Bastien mentioned a radio program to combat domestic violence which she organized in 1991.
“We had angry callers—women!—insisting that a man had the right to beat a woman, that a woman must submit. But recently, a group of community women organized their own anti-violence campaign, and brought along men to participate,’’ Bastien said. “They asked the men what they would do to stop this problem together.”
More than ever, she said, immigrant women are setting their own political agendas.
The disparities continue to be very serious. Some 40 percent of Latin American respondents had no health insurance, and high percentages of the rest were unaware of public health programs that would help insure their children.
Discrimination against immigrants is also on the rise, the women said. At 86 percent, Latin American respondents reported higher levels of discrimination than even Arabic respondents (43 percent). Latin American women have also experienced the greatest number of immigration raids on their communities, according to the study.
Immigration enforcement is now the fastest-growing area of incarceration, Little informed the group. She shared stories of women apprehended by U.S. Immigration and Customs Enforcement and separated from their children for months and sometimes years.
“These women fight like heck even when the cards are stacked against them, even in the face of deportation. They never stop fighting to keep their families together,” she said.
Several attendees called for greater trust between immigrant communities and law enforcement. Others focused on economics. With the economy still in a downturn, women, particularly immigrant women in low-skill positions, are losing their jobs at an alarming rate. Besides more job training, particularly computer training, several of the women called for broader education.
Immigrant women want to know their workers’ rights, said Alyce Gowdy Wright, who works with panelist Lida Rodriguez-Tasseff, co-founder of South Florida
Jobs with Justice, an organization that fights for workers’ rights and immigrants’ rights.
“They want to be educated on reproductive health, they want to learn how to engage with the decision-makers downtown. They want access,” Gowdy Wright said.
In spite of the obstacles, the poll showed immigrant women are an upwardly mobile group.
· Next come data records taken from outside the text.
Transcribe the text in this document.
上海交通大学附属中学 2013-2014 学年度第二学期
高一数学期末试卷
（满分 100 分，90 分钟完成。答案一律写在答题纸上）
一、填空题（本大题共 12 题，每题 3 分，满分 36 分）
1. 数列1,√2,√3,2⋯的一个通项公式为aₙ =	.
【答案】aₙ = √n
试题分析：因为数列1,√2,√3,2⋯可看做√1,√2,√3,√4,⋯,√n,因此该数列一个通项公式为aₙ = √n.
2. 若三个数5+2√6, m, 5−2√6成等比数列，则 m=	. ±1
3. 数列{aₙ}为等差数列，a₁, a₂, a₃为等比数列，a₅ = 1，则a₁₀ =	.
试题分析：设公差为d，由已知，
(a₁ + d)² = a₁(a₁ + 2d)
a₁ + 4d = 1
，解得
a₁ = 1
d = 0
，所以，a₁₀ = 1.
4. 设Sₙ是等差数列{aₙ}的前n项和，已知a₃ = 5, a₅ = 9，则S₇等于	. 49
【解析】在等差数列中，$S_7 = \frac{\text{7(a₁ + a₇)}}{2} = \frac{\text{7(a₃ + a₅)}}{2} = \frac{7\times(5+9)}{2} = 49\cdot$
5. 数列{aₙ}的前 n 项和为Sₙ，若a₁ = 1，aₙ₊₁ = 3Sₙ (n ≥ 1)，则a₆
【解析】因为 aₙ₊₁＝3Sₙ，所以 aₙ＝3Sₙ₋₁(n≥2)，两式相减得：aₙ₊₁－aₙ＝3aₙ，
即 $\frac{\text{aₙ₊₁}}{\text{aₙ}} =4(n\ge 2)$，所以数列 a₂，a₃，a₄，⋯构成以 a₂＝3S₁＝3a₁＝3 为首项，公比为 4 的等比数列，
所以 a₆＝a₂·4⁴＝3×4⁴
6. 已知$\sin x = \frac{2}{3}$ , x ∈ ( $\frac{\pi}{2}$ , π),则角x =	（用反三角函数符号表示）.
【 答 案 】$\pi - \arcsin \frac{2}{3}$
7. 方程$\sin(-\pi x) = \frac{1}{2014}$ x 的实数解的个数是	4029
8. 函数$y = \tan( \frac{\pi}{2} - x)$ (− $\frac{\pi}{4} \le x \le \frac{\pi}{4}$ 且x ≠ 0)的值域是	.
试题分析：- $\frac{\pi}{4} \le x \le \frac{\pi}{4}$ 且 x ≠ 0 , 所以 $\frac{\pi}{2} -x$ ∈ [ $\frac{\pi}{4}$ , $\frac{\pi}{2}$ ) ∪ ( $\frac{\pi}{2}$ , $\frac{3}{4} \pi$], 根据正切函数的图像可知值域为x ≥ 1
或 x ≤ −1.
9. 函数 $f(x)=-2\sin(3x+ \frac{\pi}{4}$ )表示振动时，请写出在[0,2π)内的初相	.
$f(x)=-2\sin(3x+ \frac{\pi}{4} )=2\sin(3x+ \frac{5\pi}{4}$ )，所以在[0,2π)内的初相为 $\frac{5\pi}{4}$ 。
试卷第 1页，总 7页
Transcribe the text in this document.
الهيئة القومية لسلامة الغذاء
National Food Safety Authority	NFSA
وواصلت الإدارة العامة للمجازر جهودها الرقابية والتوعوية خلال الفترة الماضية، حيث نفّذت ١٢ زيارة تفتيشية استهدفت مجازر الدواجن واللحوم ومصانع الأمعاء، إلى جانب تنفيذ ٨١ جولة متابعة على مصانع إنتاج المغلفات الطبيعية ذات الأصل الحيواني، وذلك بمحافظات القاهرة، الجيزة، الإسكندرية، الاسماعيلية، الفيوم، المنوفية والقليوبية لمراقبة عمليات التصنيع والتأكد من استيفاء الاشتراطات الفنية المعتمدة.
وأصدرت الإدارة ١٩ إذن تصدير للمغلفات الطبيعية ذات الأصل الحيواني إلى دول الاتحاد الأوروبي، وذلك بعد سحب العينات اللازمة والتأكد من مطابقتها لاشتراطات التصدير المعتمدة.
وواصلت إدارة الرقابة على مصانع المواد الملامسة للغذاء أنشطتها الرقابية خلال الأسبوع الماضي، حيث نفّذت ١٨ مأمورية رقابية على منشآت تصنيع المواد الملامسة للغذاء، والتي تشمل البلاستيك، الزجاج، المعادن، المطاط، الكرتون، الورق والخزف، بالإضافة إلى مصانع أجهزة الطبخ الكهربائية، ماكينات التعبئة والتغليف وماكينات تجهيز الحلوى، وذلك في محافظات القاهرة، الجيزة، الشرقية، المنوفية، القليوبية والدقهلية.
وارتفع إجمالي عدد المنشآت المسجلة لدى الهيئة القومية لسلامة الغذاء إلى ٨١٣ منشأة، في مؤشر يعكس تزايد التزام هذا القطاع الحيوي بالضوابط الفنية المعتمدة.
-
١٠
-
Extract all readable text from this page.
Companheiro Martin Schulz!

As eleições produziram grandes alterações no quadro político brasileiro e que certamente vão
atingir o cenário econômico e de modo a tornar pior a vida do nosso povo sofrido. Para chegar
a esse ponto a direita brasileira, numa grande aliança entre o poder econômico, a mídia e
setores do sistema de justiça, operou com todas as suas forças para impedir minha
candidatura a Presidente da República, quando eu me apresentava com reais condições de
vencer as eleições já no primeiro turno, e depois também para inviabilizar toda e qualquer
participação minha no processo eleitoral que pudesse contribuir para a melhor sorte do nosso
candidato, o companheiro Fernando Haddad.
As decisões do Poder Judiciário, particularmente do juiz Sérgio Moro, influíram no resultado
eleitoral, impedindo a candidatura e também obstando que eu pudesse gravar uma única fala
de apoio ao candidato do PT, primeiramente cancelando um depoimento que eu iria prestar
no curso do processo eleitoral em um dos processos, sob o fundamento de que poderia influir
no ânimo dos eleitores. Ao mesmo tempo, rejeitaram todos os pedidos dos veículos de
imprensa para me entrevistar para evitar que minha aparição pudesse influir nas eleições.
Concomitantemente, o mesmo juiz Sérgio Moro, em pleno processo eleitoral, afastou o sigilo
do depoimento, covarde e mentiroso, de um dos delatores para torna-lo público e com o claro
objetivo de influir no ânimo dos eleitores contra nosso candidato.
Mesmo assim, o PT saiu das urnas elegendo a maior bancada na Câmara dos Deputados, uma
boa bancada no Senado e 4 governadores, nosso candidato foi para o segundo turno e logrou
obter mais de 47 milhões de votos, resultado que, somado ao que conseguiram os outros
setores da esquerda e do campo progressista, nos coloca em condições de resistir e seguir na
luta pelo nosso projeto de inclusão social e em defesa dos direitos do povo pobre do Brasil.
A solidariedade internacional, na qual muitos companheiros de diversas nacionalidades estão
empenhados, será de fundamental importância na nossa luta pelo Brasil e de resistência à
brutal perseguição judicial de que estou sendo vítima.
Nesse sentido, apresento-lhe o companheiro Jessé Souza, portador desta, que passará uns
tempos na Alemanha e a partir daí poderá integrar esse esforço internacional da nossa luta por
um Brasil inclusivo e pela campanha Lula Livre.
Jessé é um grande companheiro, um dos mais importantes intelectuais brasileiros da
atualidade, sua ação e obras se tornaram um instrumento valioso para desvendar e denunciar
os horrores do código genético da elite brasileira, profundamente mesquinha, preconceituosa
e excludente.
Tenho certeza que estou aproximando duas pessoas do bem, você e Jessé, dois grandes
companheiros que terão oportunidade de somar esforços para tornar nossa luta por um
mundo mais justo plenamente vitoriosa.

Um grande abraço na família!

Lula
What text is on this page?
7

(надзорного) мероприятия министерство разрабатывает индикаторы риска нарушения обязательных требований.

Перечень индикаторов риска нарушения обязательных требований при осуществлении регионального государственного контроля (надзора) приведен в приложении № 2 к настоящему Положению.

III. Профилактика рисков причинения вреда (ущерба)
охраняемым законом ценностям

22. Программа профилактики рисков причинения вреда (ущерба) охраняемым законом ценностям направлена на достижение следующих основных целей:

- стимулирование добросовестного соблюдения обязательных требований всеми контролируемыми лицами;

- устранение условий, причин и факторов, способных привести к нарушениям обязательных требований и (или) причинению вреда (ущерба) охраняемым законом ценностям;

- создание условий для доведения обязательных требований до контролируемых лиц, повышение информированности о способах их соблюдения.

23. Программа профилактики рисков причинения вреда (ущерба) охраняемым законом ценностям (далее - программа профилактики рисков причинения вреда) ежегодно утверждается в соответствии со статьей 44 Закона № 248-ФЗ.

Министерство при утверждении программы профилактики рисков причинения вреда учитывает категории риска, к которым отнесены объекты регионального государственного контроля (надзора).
After an initial few years of hardship, the majority of respondents from India, Africa and China now earn over $2,000 a month, and Latin American respondents earn over $1,000. They are also the major champions in their households for citizenship.
Panelists promised to arrange follow-up sessions to collaborate and mark progress on immigrant issues.
“We also need to listen,” added Bastien. “Let immigrant women tell us their stories.”